The “2020 Compensation Best Practices Report” analyzed responses from nearly 5,000 employers representing every industry across the U.S. The data show that raises were less than budgeted; organizations are challenged with retention, and STEM positions remain hard to fill.

Although PayScale is categorizing the overall landscape for pay raises as “bleak,” 82% of organizations gave their employees base-pay increases, yet the majority of those raises came in at 3% or less. 

Graphic: David Foster/Yahoo Finance

The report found that retention is a top concern for employers, who gave higher raises to retain top talent in the most competitive positions and industries, including engineering and tech. Employees in those fields got between 3.5% and 5%. There are currently more job openings than available talent to fill those jobs in those areas, according to PayScale.

“As unemployment shrinks and customer expectations rise, it’s becoming increasingly difficult for organizations to find qualified candidates to fill gaps in the workforce, especially highly skilled technical talent capable of helping organizations modernize their technology, make better use of company data, and digitally transform their services,” said Wendy Brown, senior director of corporate marketing at PayScale.
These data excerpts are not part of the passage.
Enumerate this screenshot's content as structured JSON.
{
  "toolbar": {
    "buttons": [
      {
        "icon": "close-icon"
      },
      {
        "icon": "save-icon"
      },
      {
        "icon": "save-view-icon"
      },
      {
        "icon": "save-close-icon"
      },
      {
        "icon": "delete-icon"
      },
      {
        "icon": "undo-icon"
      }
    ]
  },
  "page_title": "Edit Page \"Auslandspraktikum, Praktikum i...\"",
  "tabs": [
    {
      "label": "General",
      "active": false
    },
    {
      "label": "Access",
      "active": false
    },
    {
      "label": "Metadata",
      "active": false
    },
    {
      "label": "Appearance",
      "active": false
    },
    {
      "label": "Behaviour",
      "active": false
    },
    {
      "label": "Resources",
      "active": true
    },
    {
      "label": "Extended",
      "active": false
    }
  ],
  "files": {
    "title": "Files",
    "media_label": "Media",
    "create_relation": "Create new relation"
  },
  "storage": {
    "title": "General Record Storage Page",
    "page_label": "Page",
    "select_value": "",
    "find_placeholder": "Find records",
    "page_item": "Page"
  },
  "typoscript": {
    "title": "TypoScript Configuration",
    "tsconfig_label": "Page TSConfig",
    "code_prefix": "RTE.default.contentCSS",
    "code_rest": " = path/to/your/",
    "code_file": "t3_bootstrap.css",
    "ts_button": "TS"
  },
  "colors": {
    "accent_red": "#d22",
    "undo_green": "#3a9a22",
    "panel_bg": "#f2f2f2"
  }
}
Seven out of ten companies in the report prioritized hot skills (those that are in high demand and/or in short supply) over a formal education when they determined which employees or jobs would receive higher compensation, according to PayScale. 

“Employees know about hot skills, and everyone knows that if you learn this programming language or you learn to get this certification, it makes a huge difference to your pay.”

Brown said that employers need to make wage investment a priority if they are concerned about retaining workers. 

“Companies are rewarding employees in jobs that are hard to fill with increased pay. However, employers who are concerned about retention across their organizations should look at raising pay in a meaningful way more broadly to ensure their entire workforce feels valued and employees are more likely to remain in their positions.”